Nuovo capitolo nella vicenda legata al progetto Stadio-Clinica. Il Tribunale Amministrativo Regionale dell’Umbria ha infatti deciso di rinviare al 22 settembre l’udienza relativa al ricorso presentato dal Comune di Terni contro quello che Palazzo Spada considera un “silenzio-diniego” della Regione Umbria sulla realizzazione della struttura sanitaria privata prevista all’interno del progetto.

Il ricorso nasce dalla nota firmata dalla dirigente regionale del settore Welfare e Salute, Davina Boco, con la quale, secondo il Comune, sarebbe stato di fatto negato il via libera al permesso di costruire della clinica.

La decisione è stata presa dalla Prima Sezione del TAR dell’Umbria, presieduta dal giudice Pierfrancesco Ungari, che ha scelto di trattare insieme sia la richiesta di sospensiva avanzata dagli avvocati del Comune di Terni, Silvi e Gennari, sia il giudizio di merito.

In pratica, il tribunale non si pronuncerà separatamente sulla misura cautelare, ma affronterà direttamente l’intera vicenda nella prossima udienza fissata per il 22 settembre.

Anche Stadium Spa parte del procedimento

Nel giudizio non figurano soltanto Comune e Regione Umbria.

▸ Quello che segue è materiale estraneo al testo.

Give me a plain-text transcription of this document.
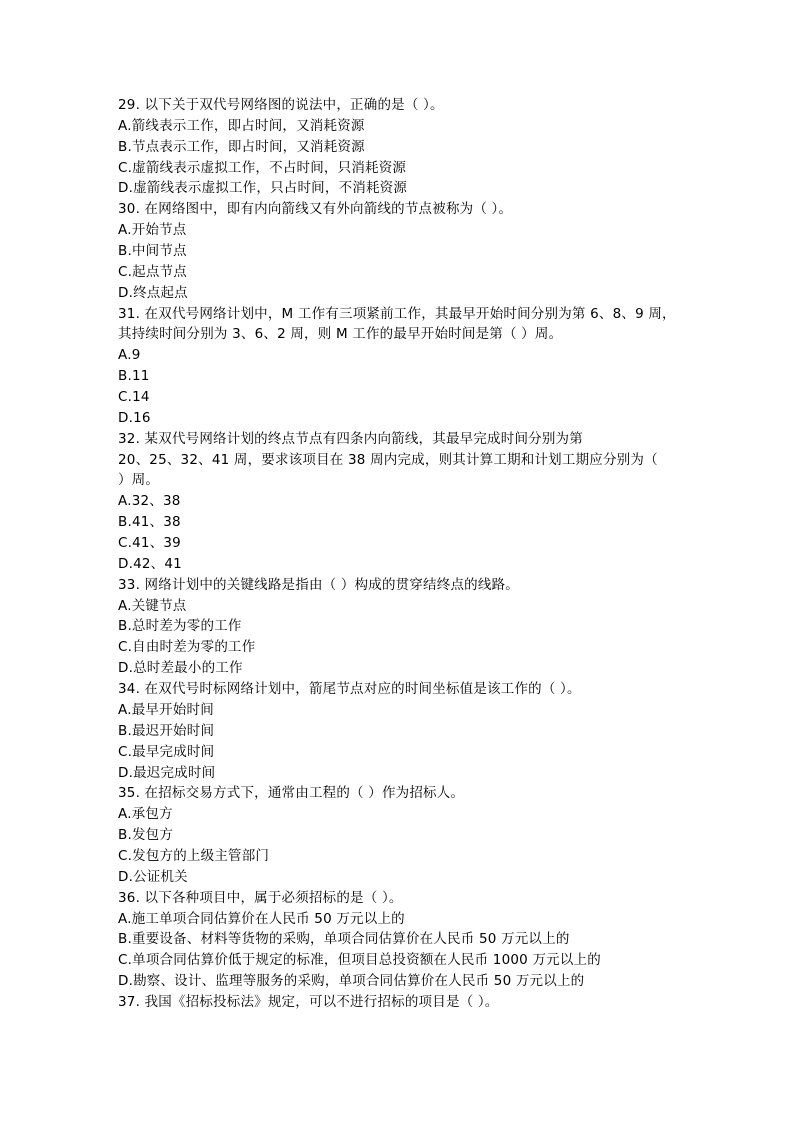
29. 以下关于双代号网络图的说法中，正确的是（ ）。
A.箭线表示工作，即占时间，又消耗资源
B.节点表示工作，即占时间，又消耗资源
C.虚箭线表示虚拟工作，不占时间，只消耗资源
D.虚箭线表示虚拟工作，只占时间，不消耗资源
30. 在网络图中，即有内向箭线又有外向箭线的节点被称为（ ）。
A.开始节点
B.中间节点
C.起点节点
D.终点起点
31. 在双代号网络计划中，M 工作有三项紧前工作，其最早开始时间分别为第 6、8、9 周，
其持续时间分别为 3、6、2 周，则 M 工作的最早开始时间是第（ ）周。
A.9
B.11
C.14
D.16
32. 某双代号网络计划的终点节点有四条内向箭线，其最早完成时间分别为第
20、25、32、41 周，要求该项目在 38 周内完成，则其计算工期和计划工期应分别为（
）周。
A.32、38
B.41、38
C.41、39
D.42、41
33. 网络计划中的关键线路是指由（ ）构成的贯穿结终点的线路。
A.关键节点
B.总时差为零的工作
C.自由时差为零的工作
D.总时差最小的工作
34. 在双代号时标网络计划中，箭尾节点对应的时间坐标值是该工作的（ ）。
A.最早开始时间
B.最迟开始时间
C.最早完成时间
D.最迟完成时间
35. 在招标交易方式下，通常由工程的（ ）作为招标人。
A.承包方
B.发包方
C.发包方的上级主管部门
D.公证机关
36. 以下各种项目中，属于必须招标的是（ ）。
A.施工单项合同估算价在人民币 50 万元以上的
B.重要设备、材料等货物的采购，单项合同估算价在人民币 50 万元以上的
C.单项合同估算价低于规定的标准，但项目总投资额在人民币 1000 万元以上的
D.勘察、设计、监理等服务的采购，单项合同估算价在人民币 50 万元以上的
37. 我国《招标投标法》规定，可以不进行招标的项目是（ ）。
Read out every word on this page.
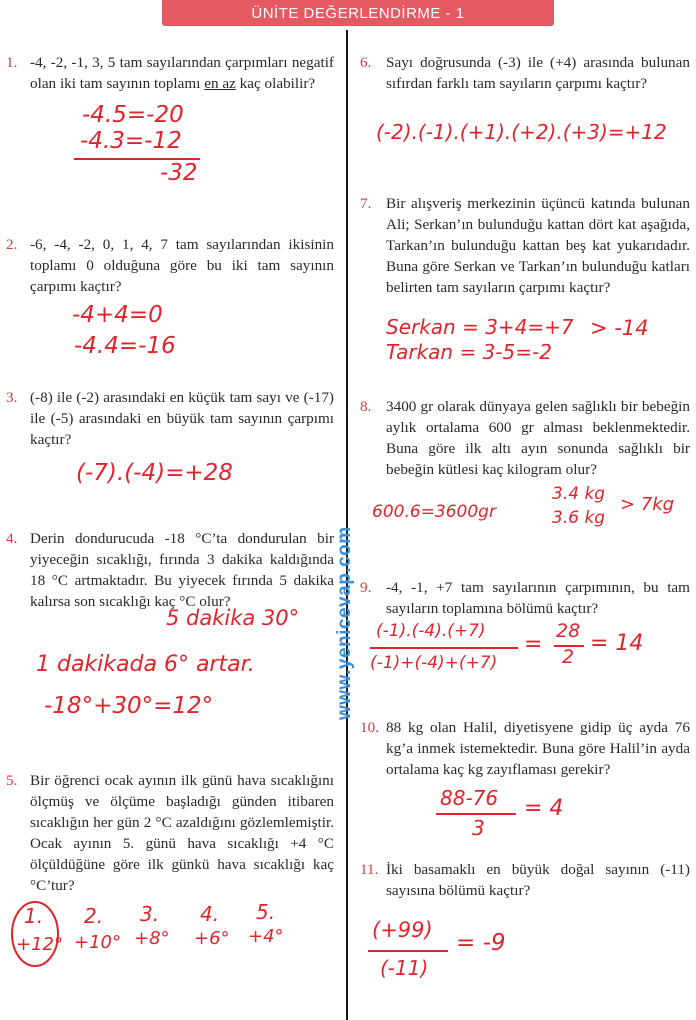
ÜNİTE DEĞERLENDİRME - 1
www.yenicevap.com
1. -4, -2, -1, 3, 5 tam sayılarından çarpımları negatif olan iki tam sayının toplamı en az kaç olabilir?
2. -6, -4, -2, 0, 1, 4, 7 tam sayılarından ikisinin toplamı 0 olduğuna göre bu iki tam sayının çarpımı kaçtır?
3. (-8) ile (-2) arasındaki en küçük tam sayı ve (-17) ile (-5) arasındaki en büyük tam sayının çarpımı kaçtır?
4. Derin dondurucuda -18 °C’ta dondurulan bir yiyeceğin sıcaklığı, fırında 3 dakika kaldığında 18 °C artmaktadır. Bu yiyecek fırında 5 dakika kalırsa son sıcaklığı kaç °C olur?
5. Bir öğrenci ocak ayının ilk günü hava sıcaklığını ölçmüş ve ölçüme başladığı günden itibaren sıcaklığın her gün 2 °C azaldığını gözlemlemiştir. Ocak ayının 5. günü hava sıcaklığı +4 °C ölçüldüğüne göre ilk günkü hava sıcaklığı kaç °C’tur?
6. Sayı doğrusunda (-3) ile (+4) arasında bulunan sıfırdan farklı tam sayıların çarpımı kaçtır?
7. Bir alışveriş merkezinin üçüncü katında bulunan Ali; Serkan’ın bulunduğu kattan dört kat aşağıda, Tarkan’ın bulunduğu kattan beş kat yukarıdadır. Buna göre Serkan ve Tarkan’ın bulunduğu katları belirten tam sayıların çarpımı kaçtır?
8. 3400 gr olarak dünyaya gelen sağlıklı bir bebeğin aylık ortalama 600 gr alması beklenmektedir. Buna göre ilk altı ayın sonunda sağlıklı bir bebeğin kütlesi kaç kilogram olur?
9. -4, -1, +7 tam sayılarının çarpımının, bu tam sayıların toplamına bölümü kaçtır?
10. 88 kg olan Halil, diyetisyene gidip üç ayda 76 kg’a inmek istemektedir. Buna göre Halil’in ayda ortalama kaç kg zayıflaması gerekir?
11. İki basamaklı en büyük doğal sayının (-11) sayısına bölümü kaçtır?
-4.5=-20
-4.3=-12
-32
-4+4=0
-4.4=-16
(-7).(-4)=+28
5 dakika 30°
1 dakikada 6° artar.
-18°+30°=12°
1.
+12°
2.
+10°
3.
+8°
4.
+6°
5.
+4°
(-2).(-1).(+1).(+2).(+3)=+12
Serkan = 3+4=+7
Tarkan = 3-5=-2
> -14
600.6=3600gr
3.4 kg
3.6 kg
> 7kg
(-1).(-4).(+7)
(-1)+(-4)+(+7)
=
28
2
= 14
88-76
3
= 4
(+99)
(-11)
= -9
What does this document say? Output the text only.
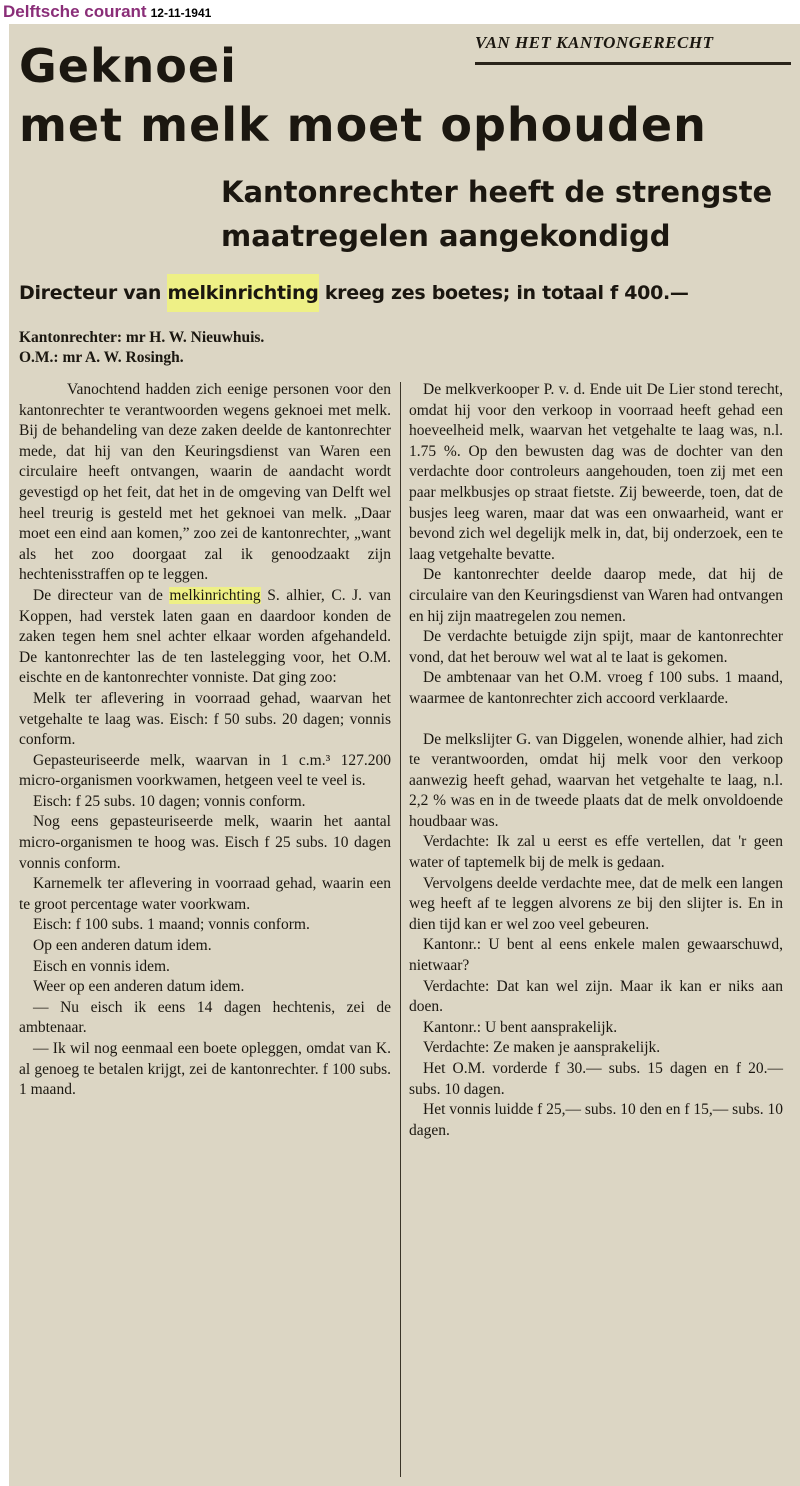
Delftsche courant 12-11-1941
VAN HET KANTONGERECHT
Geknoei
met melk moet ophouden
Kantonrechter heeft de strengste
maatregelen aangekondigd
Directeur van melkinrichting kreeg zes boetes; in totaal f 400.—
Kantonrechter: mr H. W. Nieuwhuis.
O.M.: mr A. W. Rosingh.

Vanochtend hadden zich eenige personen voor den kantonrechter te verantwoorden wegens geknoei met melk. Bij de behandeling van deze zaken deelde de kantonrechter mede, dat hij van den Keuringsdienst van Waren een circulaire heeft ontvangen, waarin de aandacht wordt gevestigd op het feit, dat het in de omgeving van Delft wel heel treurig is gesteld met het geknoei van melk. „Daar moet een eind aan komen,” zoo zei de kantonrechter, „want als het zoo doorgaat zal ik genoodzaakt zijn hechtenisstraffen op te leggen.

De directeur van de melkinrichting S. alhier, C. J. van Koppen, had verstek laten gaan en daardoor konden de zaken tegen hem snel achter elkaar worden afgehandeld. De kantonrechter las de ten lastelegging voor, het O.M. eischte en de kantonrechter vonniste. Dat ging zoo:

Melk ter aflevering in voorraad gehad, waarvan het vetgehalte te laag was. Eisch: f 50 subs. 20 dagen; vonnis conform.

Gepasteuriseerde melk, waarvan in 1 c.m.³ 127.200 micro-organismen voorkwamen, hetgeen veel te veel is.

Eisch: f 25 subs. 10 dagen; vonnis conform.

Nog eens gepasteuriseerde melk, waarin het aantal micro-organismen te hoog was. Eisch f 25 subs. 10 dagen vonnis conform.

Karnemelk ter aflevering in voorraad gehad, waarin een te groot percentage water voorkwam.

Eisch: f 100 subs. 1 maand; vonnis conform.

Op een anderen datum idem.

Eisch en vonnis idem.

Weer op een anderen datum idem.

— Nu eisch ik eens 14 dagen hechtenis, zei de ambtenaar.

— Ik wil nog eenmaal een boete opleggen, omdat van K. al genoeg te betalen krijgt, zei de kantonrechter. f 100 subs. 1 maand.

De melkverkooper P. v. d. Ende uit De Lier stond terecht, omdat hij voor den verkoop in voorraad heeft gehad een hoeveelheid melk, waarvan het vetgehalte te laag was, n.l. 1.75 %. Op den bewusten dag was de dochter van den verdachte door controleurs aangehouden, toen zij met een paar melkbusjes op straat fietste. Zij beweerde, toen, dat de busjes leeg waren, maar dat was een onwaarheid, want er bevond zich wel degelijk melk in, dat, bij onderzoek, een te laag vetgehalte bevatte.

De kantonrechter deelde daarop mede, dat hij de circulaire van den Keuringsdienst van Waren had ontvangen en hij zijn maatregelen zou nemen.

De verdachte betuigde zijn spijt, maar de kantonrechter vond, dat het berouw wel wat al te laat is gekomen.

De ambtenaar van het O.M. vroeg f 100 subs. 1 maand, waarmee de kantonrechter zich accoord verklaarde.

De melkslijter G. van Diggelen, wonende alhier, had zich te verantwoorden, omdat hij melk voor den verkoop aanwezig heeft gehad, waarvan het vetgehalte te laag, n.l. 2,2 % was en in de tweede plaats dat de melk onvoldoende houdbaar was.

Verdachte: Ik zal u eerst es effe vertellen, dat 'r geen water of taptemelk bij de melk is gedaan.

Vervolgens deelde verdachte mee, dat de melk een langen weg heeft af te leggen alvorens ze bij den slijter is. En in dien tijd kan er wel zoo veel gebeuren.

Kantonr.: U bent al eens enkele malen gewaarschuwd, nietwaar?

Verdachte: Dat kan wel zijn. Maar ik kan er niks aan doen.

Kantonr.: U bent aansprakelijk.

Verdachte: Ze maken je aansprakelijk.

Het O.M. vorderde f 30.— subs. 15 dagen en f 20.— subs. 10 dagen.

Het vonnis luidde f 25,— subs. 10 den en f 15,— subs. 10 dagen.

Si è infatti costituita come parte controinteressata anche la Stadium Spa, la società di scopo proprietaria del progetto Stadio-Clinica.

La società è interamente controllata dalla Ternana Calcio Srl, attualmente in liquidazione giudiziale, e quindi dalla curatela fallimentare che oggi ne gestisce il patrimonio.

Per la Regione Umbria, invece, in aula erano presenti gli avvocati Benci e Rampini.

La sentenza potrebbe arrivare prima del passaggio in giudicato

Il rinvio al 22 settembre assume particolare importanza anche alla luce della precedente decisione dello stesso TAR, che nel marzo scorso aveva annullato la determina firmata dall’allora dirigente Giorgini relativa alle autorizzazioni per il progetto Stadio-Clinica.

In quella sentenza i giudici amministrativi avevano indicato come strada da seguire la riattivazione dell’iter autorizzativo applicando il regolamento regionale del 2023.

La pronuncia attesa a settembre potrebbe quindi arrivare prima che quella decisione diventi definitiva, rappresentando un nuovo passaggio fondamentale per il futuro di uno dei progetti più discussi degli ultimi anni legati alla Ternana e allo stadio “Libero Liberati”.